Gum disease is a chronic inflammation of the gums that can cause the gums to separate from the teeth and that can eventually result in loss of the bone that supports the teeth. To investigate the association between consumption of omega-3-rich fish oil and gum disease, researchers divided roughly 9200 adults included in the National Health and Nutrition Examination survey into three groups based on their self-reported consumption of omega-3 fatty acids in the prior 24 hours.
Dental exams indicated that those in the middle and upper third for consuming omega-3 fatty acids were between 23% and 30% less likely to have gum disease than people consuming the lowest amount of omega-3s. (Consumption of docosahexaenoic acid [DHA] and eicosapentaenoic acid [EPA] specifically were linked with less gum disease; the association with consumption of linolenic acid [LNA] was not statistically significant.) The researchers took into account factors that could affect the chance of someone having gum disease, including age, income, education, health, and other socioeconomic factors.
“There are a lot of benefits of omega-3 fatty acids,” notes lead study author Kenneth Mukamal, MD. “We have good evidence they prevent sudden death caused by heart rhythm disturbances.

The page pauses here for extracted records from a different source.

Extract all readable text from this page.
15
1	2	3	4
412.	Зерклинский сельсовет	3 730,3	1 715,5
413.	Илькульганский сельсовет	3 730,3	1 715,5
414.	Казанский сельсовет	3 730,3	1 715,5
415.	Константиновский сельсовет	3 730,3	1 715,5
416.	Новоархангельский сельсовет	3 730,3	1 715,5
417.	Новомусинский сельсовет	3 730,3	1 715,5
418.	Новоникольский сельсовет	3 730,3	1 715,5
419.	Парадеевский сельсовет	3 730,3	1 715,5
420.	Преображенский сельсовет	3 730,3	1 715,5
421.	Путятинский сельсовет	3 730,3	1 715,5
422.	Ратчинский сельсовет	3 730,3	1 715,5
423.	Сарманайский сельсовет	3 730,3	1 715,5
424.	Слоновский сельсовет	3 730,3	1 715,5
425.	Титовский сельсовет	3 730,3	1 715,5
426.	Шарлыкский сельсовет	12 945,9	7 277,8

We have some evidence omega-3 fatty acids can reduce the risk of heart attacks and stroke. This is a great example of another potential benefit… Eating a very feasible amount of fatty fish seems to have a lot of benefit.”
Because the study only looked at food consumption over the course of a single day, the researchers could not provide any guidelines on how much fish oil people should consume regularly. However, they suggest that following the recommendations of groups such as the American Heart Association, which advises eating fatty fish at least twice a week, is probably a good idea both for gum health and health in general. In an accompanying editorial, Elizabeth Krall Kaye, PhD, noted that while the study supports incorporation of fatty fish into the diet, it does not necessarily support incorporating fish oil supplements.